Interview of Prof. Lawrence Chia, by Joshua Sim // 9 September 2020

OCF alumni Joshua Sim and John Kiew made a little trip down to visit Prof. Lawrence Chia’s home on 2 September 2020. Joshua Sim was from OCF Perth (known as OCF UWA now) in 2006 to 2010. John Kiew was from OCF AU 2012 to 2016.

In this mini-series, they share their learnings from their conversation with Prof. Lawrence. Here’s Part 1 of Joshua’s learning points.

Moderation and plurality in the founding of OCF, not narrowness and rigidity

One of the key findings of the interview was Prof. Lawrence Chia’s (LC) account of the formation of the working committee during the ‘unofficial’ Cowes Philip Island convention to discuss the establishment of OCF Australia. Chia explained that it was likely that he was asked to come in as the ‘neutral’ chairman of the committee because of the differences among the eight chairpersons of the OCF/AF centres from Sydney, Melbourne, Brisbane and Adelaide. While he thought the Edward Chia (EC), the President of OCF Melbourne, who was hosting the convention, would have been the natural choice to chair that working committee, EC decided that LC should chair the meeting, because (according to LC’s thinking) LC (1) was the current President of Evangelical Union in Sydney University and therefore an experienced hand; (2) had no real stake in OCF as he only attended OCF Sydney as a participant/member and not a leader; and (3) was a better choice for chair than EC or the OCF Sydney President then who was not keen on Western involvement in OCF. In this sense, EC set the tone of OCF by choosing a more moderate approach in order to allow the new Australia-wide body to be founded on a footing that was evangelical but also plural—that is, firm on their theological beliefs but broad enough to welcome Christians of different persuasions.

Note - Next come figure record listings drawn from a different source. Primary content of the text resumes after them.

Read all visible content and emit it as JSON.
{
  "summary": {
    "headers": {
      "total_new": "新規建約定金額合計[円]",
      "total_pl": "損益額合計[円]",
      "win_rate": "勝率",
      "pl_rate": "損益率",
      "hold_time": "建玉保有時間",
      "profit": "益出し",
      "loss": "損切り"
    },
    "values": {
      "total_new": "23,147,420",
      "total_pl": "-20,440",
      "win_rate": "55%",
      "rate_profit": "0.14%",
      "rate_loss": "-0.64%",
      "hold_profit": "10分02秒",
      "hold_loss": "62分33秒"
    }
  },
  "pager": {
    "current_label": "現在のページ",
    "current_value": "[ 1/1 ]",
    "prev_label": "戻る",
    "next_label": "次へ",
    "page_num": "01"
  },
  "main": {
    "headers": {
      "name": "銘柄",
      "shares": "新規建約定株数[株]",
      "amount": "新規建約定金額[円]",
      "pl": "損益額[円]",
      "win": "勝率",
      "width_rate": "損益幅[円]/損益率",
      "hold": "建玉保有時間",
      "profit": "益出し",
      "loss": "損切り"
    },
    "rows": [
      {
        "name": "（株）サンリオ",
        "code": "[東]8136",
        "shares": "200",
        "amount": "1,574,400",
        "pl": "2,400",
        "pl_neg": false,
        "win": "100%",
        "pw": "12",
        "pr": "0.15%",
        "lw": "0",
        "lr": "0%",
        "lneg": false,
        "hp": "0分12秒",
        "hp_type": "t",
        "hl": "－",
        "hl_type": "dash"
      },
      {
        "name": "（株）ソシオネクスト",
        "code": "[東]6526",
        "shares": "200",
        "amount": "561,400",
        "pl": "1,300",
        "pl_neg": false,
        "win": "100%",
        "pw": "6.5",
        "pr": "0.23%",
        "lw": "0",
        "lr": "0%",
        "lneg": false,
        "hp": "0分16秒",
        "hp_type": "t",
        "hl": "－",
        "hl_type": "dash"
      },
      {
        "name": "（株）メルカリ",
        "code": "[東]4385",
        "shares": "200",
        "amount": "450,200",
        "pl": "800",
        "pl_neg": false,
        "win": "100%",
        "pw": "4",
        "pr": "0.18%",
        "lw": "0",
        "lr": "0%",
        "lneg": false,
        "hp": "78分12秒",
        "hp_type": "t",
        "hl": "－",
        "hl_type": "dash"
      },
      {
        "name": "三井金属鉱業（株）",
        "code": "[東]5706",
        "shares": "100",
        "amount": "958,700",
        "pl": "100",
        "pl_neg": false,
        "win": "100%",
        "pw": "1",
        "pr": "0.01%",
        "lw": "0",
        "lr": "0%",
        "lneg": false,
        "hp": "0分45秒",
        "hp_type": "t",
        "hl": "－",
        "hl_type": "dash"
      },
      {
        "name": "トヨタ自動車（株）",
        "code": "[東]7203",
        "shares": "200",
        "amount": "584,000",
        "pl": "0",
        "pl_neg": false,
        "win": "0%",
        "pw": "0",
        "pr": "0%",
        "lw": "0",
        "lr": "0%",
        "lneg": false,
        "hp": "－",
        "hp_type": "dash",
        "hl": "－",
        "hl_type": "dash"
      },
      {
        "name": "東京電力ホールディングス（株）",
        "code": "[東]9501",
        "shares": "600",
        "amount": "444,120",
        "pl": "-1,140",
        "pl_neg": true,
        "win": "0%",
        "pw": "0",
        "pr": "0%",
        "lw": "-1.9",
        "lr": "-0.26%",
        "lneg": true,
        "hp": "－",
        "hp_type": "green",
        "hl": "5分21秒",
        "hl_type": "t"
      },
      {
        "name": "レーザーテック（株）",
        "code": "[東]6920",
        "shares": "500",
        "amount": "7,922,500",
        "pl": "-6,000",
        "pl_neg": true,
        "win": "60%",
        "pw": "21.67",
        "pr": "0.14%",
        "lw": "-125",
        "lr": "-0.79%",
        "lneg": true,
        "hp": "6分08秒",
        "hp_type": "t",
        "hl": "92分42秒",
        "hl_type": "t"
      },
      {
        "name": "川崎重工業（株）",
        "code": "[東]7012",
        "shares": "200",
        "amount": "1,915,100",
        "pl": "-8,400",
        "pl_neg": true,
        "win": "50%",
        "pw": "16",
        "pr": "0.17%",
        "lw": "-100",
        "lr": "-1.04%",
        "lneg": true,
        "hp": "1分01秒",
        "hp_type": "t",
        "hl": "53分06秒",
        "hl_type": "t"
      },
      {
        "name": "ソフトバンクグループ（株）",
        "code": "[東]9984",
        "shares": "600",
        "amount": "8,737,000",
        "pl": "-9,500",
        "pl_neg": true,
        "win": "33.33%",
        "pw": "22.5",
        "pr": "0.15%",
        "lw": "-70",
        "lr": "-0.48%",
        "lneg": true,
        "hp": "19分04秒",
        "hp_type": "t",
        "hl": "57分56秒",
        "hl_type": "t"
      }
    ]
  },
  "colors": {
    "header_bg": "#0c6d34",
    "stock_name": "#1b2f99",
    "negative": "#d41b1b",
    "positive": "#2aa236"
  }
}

In the interview, he also mentioned that while the ‘reach out’ and ‘build up’ part of the OCF vision easily attained consensus due to the evangelistic nature of the Fellowship, the ‘send back’ part was more contested. Some students believed that Asia was the place in need (as many [English-speaking] churches there were liberal in theological orientation and in need of revival, as well as because many were un-evangelised in Asia), while others argued that with the founding of OCF and the increase in number of Asian students, the need lay in Australia. LC chose not to take sides but to affirm the validity of both views, opining that a multiplicity of views should be accommodated in this part of the vision and it was not necessary to take a hard position on it. From his perspective, taking a hard view would lead to narrowness and there was no need to fall into such a position.

I found LC to be a candid, but also sharp and nuanced interviewee who could give very insightful accounts of his time in OCF and linked it to broader trends in his historical time. I believe that someone should also interview him on other aspects of his life—his Colombo Plan Scholarship experience, his career path in Australia and Singapore, his time as the President of Evangelical Union in Sydney University, and his leadership of Christian institutions in Singapore and across the world.